Muito se comentou sobre o fio dental dos bailarinos espanhóis. Curiosamente, aqueles que tanto se vexaram com as nalgas de nuestros hermanos, nunca se indignaram com semelhante exposição epidérmica, nos últimos 10 para 20 anos, por mulheres das mais diversas nacionalidades. Critérios…  A Malmö Arena pareceu apreciar muito esta Zorra, apesar de uma certa desafinação exibida pela Cinha Jardim espanhola. Os Nebulossa dizem que fazem rock fúcsia. Confesso que não dei pelo rock.

Eslovénia

Raiven: “Veronika”

“Esta concorrente é uma espécie de alquimista da música, seja lá o que isso for”. Ó Malato, então se não sabes o que isso é, não dizias não era? Bom, posto isto, ora aqui está uma música de que eu não gostei nem um bocadinho que seja. Mais uma que apostou na temática da bruxaria, à semelhança da Irlanda. Podia-lhes dar para pior? Não estou a ver como.

Áustria

Kaleen: “We Will Rave”

Eu não queria repetir-me e posso ter a minha quota parte de responsabilidade, mas meu amigos, é mais uma Eurodance. Que ainda para mais é um género que eu nunca apreciei. Com uma exceção. Claro que estou a falar de Santa Maria, what else? Só que eles são uma espécie de eucalipto musical, pelo secaram este género para mim, não vou mentir. E se não estão neste preciso momento a trautear mentalmente “Falésia do Amor, vertigem, magia em mim”, vocês não têm alma.

Noruega

Gåte: “Ulveham”

Sabem o que se me apraz dizer depois de ouvir o tema norueguês? Evanescence, filhos, voltem que estão perdoados. Estava a brincar, não voltem. Por favor, deixem-se lá estar. Mas estes também não. Mau a valer. A vocalista contorceu-se como se tivesse uma pedra encravada na uretra. E também soou a isso. Curiosamente, tinha um calhau em palco, onde se foi apoiando durante a performance. It’s a no for me e foi um no geral. Último lugar.

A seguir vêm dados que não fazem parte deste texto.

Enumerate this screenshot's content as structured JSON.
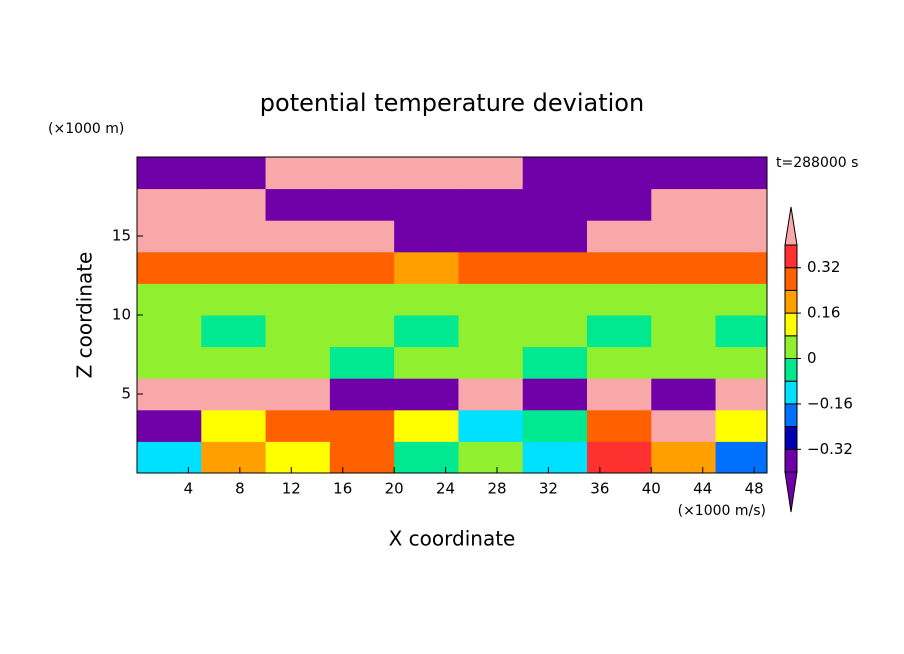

E foi isto, pessoas bonitas. Fiquei com um pouco de pena de Nemo, apesar de ter levado a taça. Porque não é por ele que este festival vai ser lembrado, tenho poucas dúvidas. O ano em que as ruas da cidade anfitriã se encheram de cores. Não as do arco-íris, mas o negro, branco, verde e vermelho da bandeira da Palestina.